# Чорнобиль | Chernobyl & Pripyat



## Audiomuse (Dec 20, 2005)

Fascinating! Thanks


----------



## skydive (Apr 24, 2008)

good to see you can visit the place, as in it is safe to do so, for some reason i had the impression it was a no go area due to radiation hazard . Great pictures and many thanks for sharing them


----------



## Munichpictures1970 (Aug 2, 2007)

Wow, a great report, thanks for sharing!


----------



## Juancho D (Feb 2, 2006)

I want one of these books for my own . I love those soviet drawings.










By the way, amazing photos. It must be really shocking to be there and see all that devastation.


----------



## Imperfect Ending (Apr 7, 2003)

hellospank25 said:


> were you allowed to take some of those books if you wanted to? they would make a nice souvenir


I don't think you want anything that's filled with radiation in your house


----------



## cpm_seattle (Jul 25, 2007)

Very interesting. Nice shots and explanations.
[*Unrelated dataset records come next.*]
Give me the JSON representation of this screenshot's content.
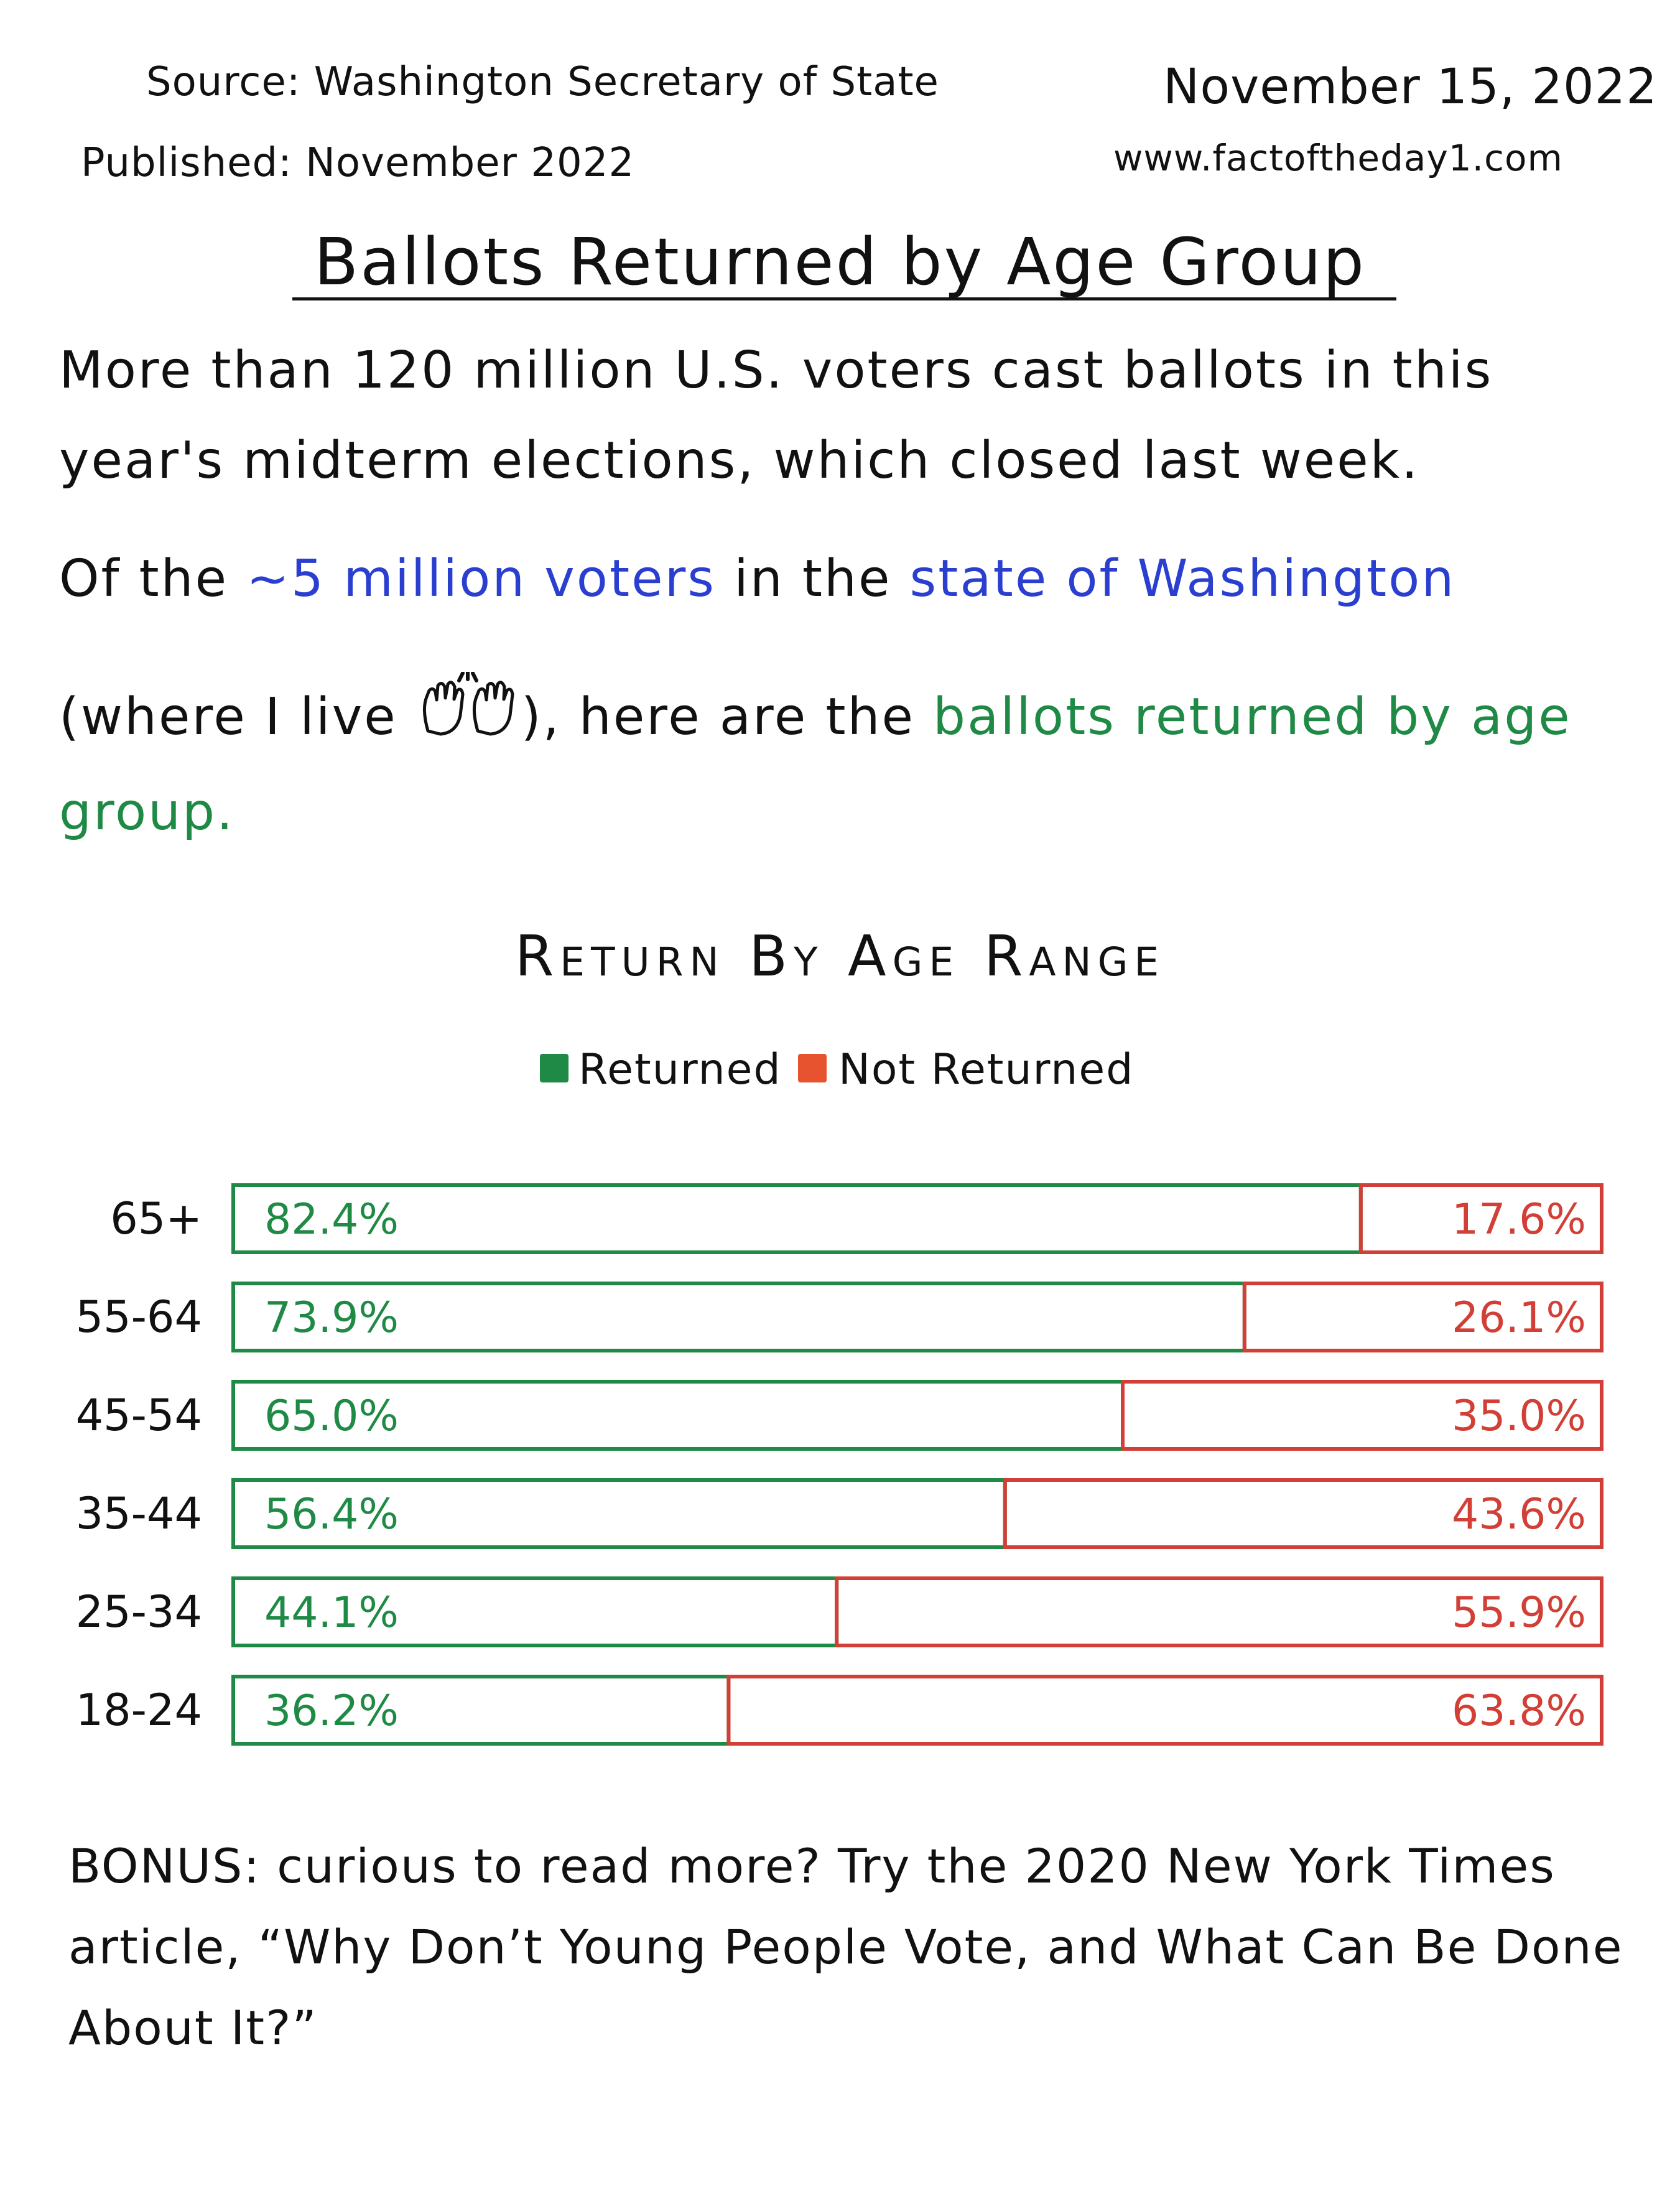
{
  "header": {
    "source": "Source: Washington Secretary of State",
    "published": "Published: November 2022",
    "date": "November 15, 2022",
    "website": "www.factoftheday1.com"
  },
  "title": "Ballots Returned by Age Group",
  "intro": {
    "line1": "More than 120 million U.S. voters cast ballots in this",
    "line2": "year's midterm elections, which closed last week.",
    "line3_a": "Of the ",
    "line3_b": "~5 million voters",
    "line3_c": " in the ",
    "line3_d": "state of Washington",
    "line4_a": "(where I live ",
    "line4_b": "), here are the ",
    "line4_c": "ballots returned by age",
    "line5": "group."
  },
  "colors": {
    "returned": "#1f8a45",
    "not_returned": "#d23f36",
    "blue_text": "#2a3fd0"
  },
  "icon": "raised-hands-icon",
  "chart_data": {
    "type": "bar",
    "stacked": true,
    "orientation": "horizontal",
    "title": "Return By Age Range",
    "legend": {
      "position": "top-center",
      "items": [
        "Returned",
        "Not Returned"
      ]
    },
    "categories": [
      "65+",
      "55-64",
      "45-54",
      "35-44",
      "25-34",
      "18-24"
    ],
    "series": [
      {
        "name": "Returned",
        "values": [
          82.4,
          73.9,
          65.0,
          56.4,
          44.1,
          36.2
        ],
        "labels": [
          "82.4%",
          "73.9%",
          "65.0%",
          "56.4%",
          "44.1%",
          "36.2%"
        ]
      },
      {
        "name": "Not Returned",
        "values": [
          17.6,
          26.1,
          35.0,
          43.6,
          55.9,
          63.8
        ],
        "labels": [
          "17.6%",
          "26.1%",
          "35.0%",
          "43.6%",
          "55.9%",
          "63.8%"
        ]
      }
    ],
    "xlim": [
      0,
      100
    ],
    "grid": false
  },
  "bonus": {
    "line1": "BONUS: curious to read more? Try the 2020 New York Times",
    "line2": "article, “Why Don’t Young People Vote, and What Can Be Done",
    "line3": "About It?”"
  }
}
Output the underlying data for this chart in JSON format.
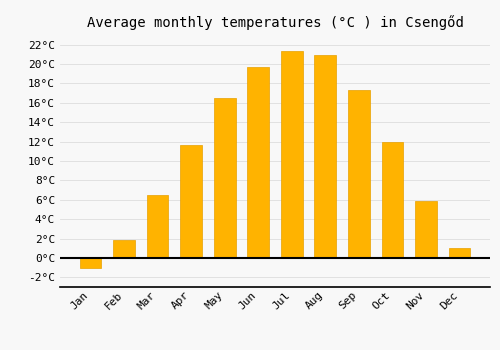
{
  "title": "Average monthly temperatures (°C ) in Csengőd",
  "months": [
    "Jan",
    "Feb",
    "Mar",
    "Apr",
    "May",
    "Jun",
    "Jul",
    "Aug",
    "Sep",
    "Oct",
    "Nov",
    "Dec"
  ],
  "values": [
    -1.0,
    1.8,
    6.5,
    11.7,
    16.5,
    19.7,
    21.3,
    20.9,
    17.3,
    12.0,
    5.9,
    1.0
  ],
  "bar_color": "#FFB300",
  "bar_edge_color": "#E8A000",
  "background_color": "#F8F8F8",
  "grid_color": "#DDDDDD",
  "ylim": [
    -3,
    23
  ],
  "yticks": [
    -2,
    0,
    2,
    4,
    6,
    8,
    10,
    12,
    14,
    16,
    18,
    20,
    22
  ],
  "title_fontsize": 10,
  "tick_fontsize": 8,
  "bar_width": 0.65
}
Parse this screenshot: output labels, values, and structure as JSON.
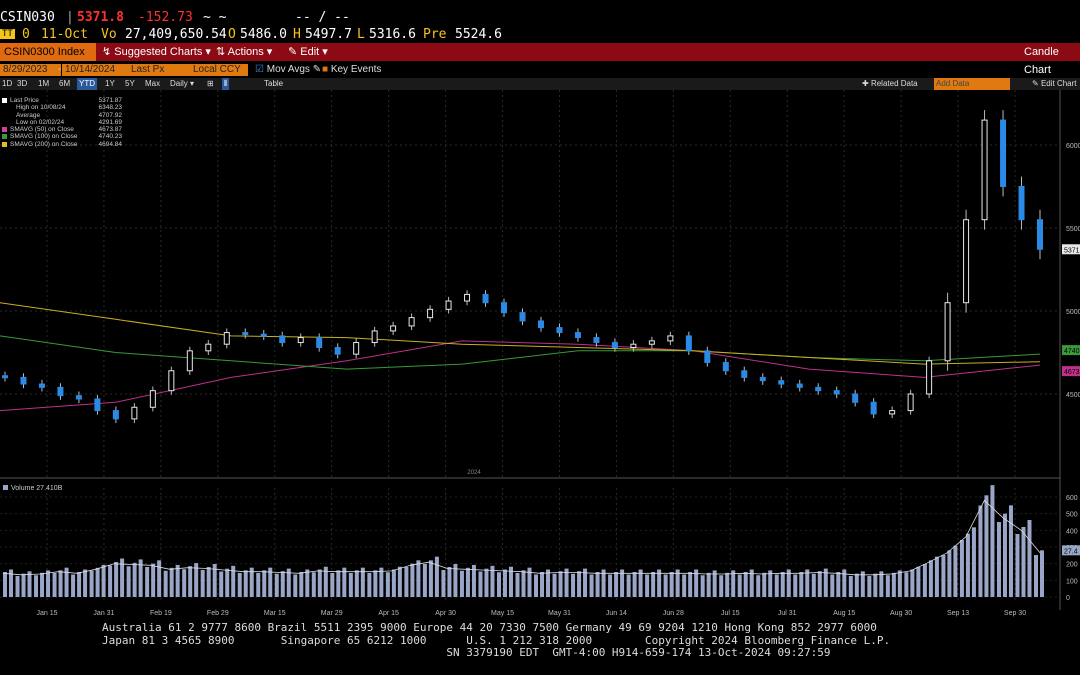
{
  "header": {
    "ticker": "CSIN030",
    "last_price": "5371.8",
    "change": "-152.73",
    "spark": "~ ~",
    "dashes": "-- / --"
  },
  "quote": {
    "tag": "0",
    "date": "11-Oct",
    "vol_label": "Vo",
    "volume": "27,409,650.54",
    "open_label": "O",
    "open": "5486.0",
    "high_label": "H",
    "high": "5497.7",
    "low_label": "L",
    "low": "5316.6",
    "prev_label": "Pre",
    "prev": "5524.6"
  },
  "menubar": {
    "security": "CSIN0300 Index",
    "suggested": "Suggested Charts",
    "actions": "Actions",
    "edit": "Edit",
    "chart_type": "Candle Chart"
  },
  "datebar": {
    "start": "8/29/2023",
    "end": "10/14/2024",
    "field": "Last Px",
    "currency": "Local CCY",
    "mov_avgs": "Mov Avgs",
    "key_events": "Key Events"
  },
  "periods": {
    "items": [
      "1D",
      "3D",
      "1M",
      "6M",
      "YTD",
      "1Y",
      "5Y",
      "Max",
      "Daily"
    ],
    "table": "Table",
    "related": "Related Data",
    "add_data": "Add Data",
    "edit_chart": "Edit Chart"
  },
  "legend": {
    "rows": [
      {
        "label": "Last Price",
        "value": "5371.87",
        "color": "#ffffff"
      },
      {
        "label": "High on 10/08/24",
        "value": "6348.23",
        "color": ""
      },
      {
        "label": "Average",
        "value": "4707.92",
        "color": ""
      },
      {
        "label": "Low on 02/02/24",
        "value": "4291.69",
        "color": ""
      },
      {
        "label": "SMAVG (50) on Close",
        "value": "4673.87",
        "color": "#d040a0"
      },
      {
        "label": "SMAVG (100) on Close",
        "value": "4740.23",
        "color": "#3a9a3a"
      },
      {
        "label": "SMAVG (200) on Close",
        "value": "4694.84",
        "color": "#e0c020"
      }
    ]
  },
  "volume_label": "Volume 27.410B",
  "axis": {
    "price_ticks": [
      "6000",
      "5500",
      "5000",
      "4500"
    ],
    "price_tags": {
      "last": "5371",
      "sma100": "4740",
      "sma50": "4673"
    },
    "vol_ticks": [
      "600",
      "500",
      "400",
      "300",
      "200",
      "100",
      "0"
    ],
    "vol_tag": "27.4",
    "x_ticks": [
      "Jan 15",
      "Jan 31",
      "Feb 19",
      "Feb 29",
      "Mar 15",
      "Mar 29",
      "Apr 15",
      "Apr 30",
      "May 15",
      "May 31",
      "Jun 14",
      "Jun 28",
      "Jul 15",
      "Jul 31",
      "Aug 15",
      "Aug 30",
      "Sep 13",
      "Sep 30"
    ],
    "year_label": "2024"
  },
  "footer": {
    "line1": "Australia 61 2 9777 8600 Brazil 5511 2395 9000 Europe 44 20 7330 7500 Germany 49 69 9204 1210 Hong Kong 852 2977 6000",
    "line2": "Japan 81 3 4565 8900       Singapore 65 6212 1000      U.S. 1 212 318 2000        Copyright 2024 Bloomberg Finance L.P.",
    "line3": "                                                    SN 3379190 EDT  GMT-4:00 H914-659-174 13-Oct-2024 09:27:59"
  },
  "colors": {
    "up": "#e8e8e8",
    "down": "#2a8ae6",
    "sma50": "#c0308c",
    "sma100": "#3a9a3a",
    "sma200": "#c8b020",
    "volume": "#9aa6c8"
  },
  "chart_data": {
    "type": "candlestick",
    "title": "CSIN0300 Index",
    "y_ticks": [
      4500,
      5000,
      5500,
      6000
    ],
    "x_ticks": [
      "Jan 15",
      "Jan 31",
      "Feb 19",
      "Feb 29",
      "Mar 15",
      "Mar 29",
      "Apr 15",
      "Apr 30",
      "May 15",
      "May 31",
      "Jun 14",
      "Jun 28",
      "Jul 15",
      "Jul 31",
      "Aug 15",
      "Aug 30",
      "Sep 13",
      "Sep 30"
    ],
    "close_series": {
      "name": "Last Price",
      "values": [
        4600,
        4560,
        4540,
        4490,
        4470,
        4400,
        4350,
        4420,
        4520,
        4640,
        4760,
        4800,
        4870,
        4860,
        4850,
        4810,
        4840,
        4780,
        4740,
        4810,
        4880,
        4910,
        4960,
        5010,
        5060,
        5100,
        5050,
        4990,
        4940,
        4900,
        4870,
        4840,
        4810,
        4780,
        4800,
        4820,
        4850,
        4760,
        4690,
        4640,
        4600,
        4580,
        4560,
        4540,
        4520,
        4500,
        4450,
        4380,
        4400,
        4500,
        4700,
        5050,
        5550,
        6150,
        5750,
        5550,
        5371.87
      ]
    },
    "sma_series": [
      {
        "name": "SMAVG (50) on Close",
        "values": [
          4400,
          4450,
          4600,
          4700,
          4820,
          4800,
          4760,
          4650,
          4600,
          4673.87
        ]
      },
      {
        "name": "SMAVG (100) on Close",
        "values": [
          4850,
          4750,
          4700,
          4650,
          4680,
          4760,
          4760,
          4720,
          4700,
          4740.23
        ]
      },
      {
        "name": "SMAVG (200) on Close",
        "values": [
          5050,
          4950,
          4850,
          4840,
          4800,
          4780,
          4760,
          4720,
          4680,
          4694.84
        ]
      }
    ],
    "volume_values": [
      150,
      140,
      145,
      160,
      150,
      175,
      210,
      205,
      200,
      175,
      185,
      180,
      170,
      160,
      160,
      155,
      150,
      165,
      160,
      160,
      160,
      165,
      200,
      220,
      180,
      175,
      170,
      165,
      160,
      150,
      155,
      155,
      150,
      150,
      150,
      150,
      150,
      150,
      145,
      145,
      150,
      145,
      150,
      150,
      155,
      150,
      140,
      140,
      145,
      165,
      220,
      280,
      380,
      610,
      500,
      420,
      280
    ],
    "y_ticks_volume": [
      0,
      100,
      200,
      300,
      400,
      500,
      600
    ],
    "last_volume": "27.410B"
  }
}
Thanks for posting!


----------



## christos-greece (Feb 19, 2008)

Stunning pics


----------



## city_thing (May 25, 2006)

Some of you might find this website really interesting, http://www.kiddofspeed.com

I discovered it a few years ago, and go back to it a few times a year because I love the photos and the stories and science. It's about a woman that rides her motorbike through Pripyat and the dead zone, it's a great website.

Thanks for all the information regarding the tour through the dead zone as well, really great photos


----------



## AntalossZV (Sep 15, 2010)

bleeeeeeeeee Chernobyl is RADIOACTIVE ! :banana: :down: :angel1: :gaah:


----------



## cuartango (Apr 22, 2009)

Very impressive pics, thanks a lot for sharing!


----------



## Abdul Smith (Apr 23, 2013)

What an interesting and unique thread. I much prefer these type of threads that are done to show the real side of what`s really there, whether beautiful or not.


----------